National clothing and footwear retailer for men and women with 150 stores across Australia. Previously owned by Philip Goodman, who sold the company to Specialty Fashion Group in Nov 2013 for $5 million, who sold the company to Noni B in 2018.
|Rivers (Australia) Pty Ltd||AUS||website|
| Mosaic Brands Ltd
owns 100% of Rivers (Australia) Pty Ltd
| Alceon Group Pty Ltd
owns 36% of Mosaic Brands Ltd
|Rivers (Australia) Pty Ltd|
Rivers has been criticised for eroticisation of violence against women. As shown on the Collective Shout website, the Advertising Standards Bureau upheld complaints with regards to a catalog titled "10 Deadly Deals" on the grounds that its use of sex and violence breached advertising codes.
Source: Collective Shout (2011)
This 2013 investigative report by Four Corners reveals that this company ordered clothes from factories in Bangladesh that did not meet international standards. Workers in Dhaka described unacceptable conditions that see them work long hours for little pay, sometimes under the threat of abuse if deadlines are not met. [Listed under Information due to age of report]
Source: ABC (2013)
Rivers recalled some denim products in early 2014 after the ACCC found unacceptable concentrations of certain 'azo' dyes known to break down into carcinogenic chemicals. Europe has banned such imports and the US has restrictions in place, but no laws or rules have yet been changed to restrict their import into Australia.
Source: ACCC (2014)
Philip Goodman, chairman and sole director of Rivers Australia, has had sexual harassment charges lodged against him twice in two years.
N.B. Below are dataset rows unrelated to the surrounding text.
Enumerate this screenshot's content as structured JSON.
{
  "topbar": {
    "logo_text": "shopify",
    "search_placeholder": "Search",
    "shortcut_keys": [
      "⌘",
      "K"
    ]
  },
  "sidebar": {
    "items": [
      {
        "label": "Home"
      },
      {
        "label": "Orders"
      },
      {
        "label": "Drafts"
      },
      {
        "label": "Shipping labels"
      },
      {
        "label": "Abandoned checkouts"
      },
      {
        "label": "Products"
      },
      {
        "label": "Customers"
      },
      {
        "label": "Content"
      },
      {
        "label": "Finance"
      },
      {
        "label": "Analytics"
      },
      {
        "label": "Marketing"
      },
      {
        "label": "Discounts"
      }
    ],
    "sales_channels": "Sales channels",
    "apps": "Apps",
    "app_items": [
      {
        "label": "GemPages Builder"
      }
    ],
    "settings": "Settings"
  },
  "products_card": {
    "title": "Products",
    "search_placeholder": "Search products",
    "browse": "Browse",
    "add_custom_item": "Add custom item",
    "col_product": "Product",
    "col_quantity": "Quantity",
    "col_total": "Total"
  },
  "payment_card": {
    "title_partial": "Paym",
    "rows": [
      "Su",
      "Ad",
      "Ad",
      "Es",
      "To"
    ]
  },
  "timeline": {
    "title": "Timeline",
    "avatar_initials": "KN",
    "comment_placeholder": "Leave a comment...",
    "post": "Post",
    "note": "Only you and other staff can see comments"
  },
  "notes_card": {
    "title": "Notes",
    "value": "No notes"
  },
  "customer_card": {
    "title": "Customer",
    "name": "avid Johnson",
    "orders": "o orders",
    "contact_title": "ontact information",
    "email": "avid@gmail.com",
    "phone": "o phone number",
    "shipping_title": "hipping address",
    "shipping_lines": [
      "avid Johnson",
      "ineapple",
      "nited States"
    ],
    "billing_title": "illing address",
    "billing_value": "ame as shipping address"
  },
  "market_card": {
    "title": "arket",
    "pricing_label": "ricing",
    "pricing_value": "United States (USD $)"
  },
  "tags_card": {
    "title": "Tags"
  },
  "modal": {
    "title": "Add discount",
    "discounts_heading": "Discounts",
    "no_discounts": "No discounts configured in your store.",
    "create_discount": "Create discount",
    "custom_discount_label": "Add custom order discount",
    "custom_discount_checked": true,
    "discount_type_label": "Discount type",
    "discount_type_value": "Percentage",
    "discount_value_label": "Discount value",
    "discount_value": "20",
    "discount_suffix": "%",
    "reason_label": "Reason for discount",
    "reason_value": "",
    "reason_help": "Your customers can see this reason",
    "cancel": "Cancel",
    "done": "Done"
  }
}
Source: news article (2013)
|Mosaic Brands Ltd|
Oxfam Australia's Company Tracker compares the big clothing brands on their efforts to pay a living wage to the women working in their factories. This company has not published a list of its supplier factories, has not made a public commitment to paying living wages, and does not have a satisfactory grievance mechanism in place for workers to report violations of their rights.
Source: Oxfam Australia (2019)
D grade in the Baptist World Aid Australia's 'Ethical Fashion Report 2019', which grades companies, from A to F, on the strength of their systems to mitigate against the risks of forced labour, child labour and worker exploitation in their supply chains, as well as protect the environment from the harmful impacts of the fashion industry. Assessment criteria fall into five main categories: policies, transparency and traceability, auditing and supplier relationships, worker empowerment and environmental management.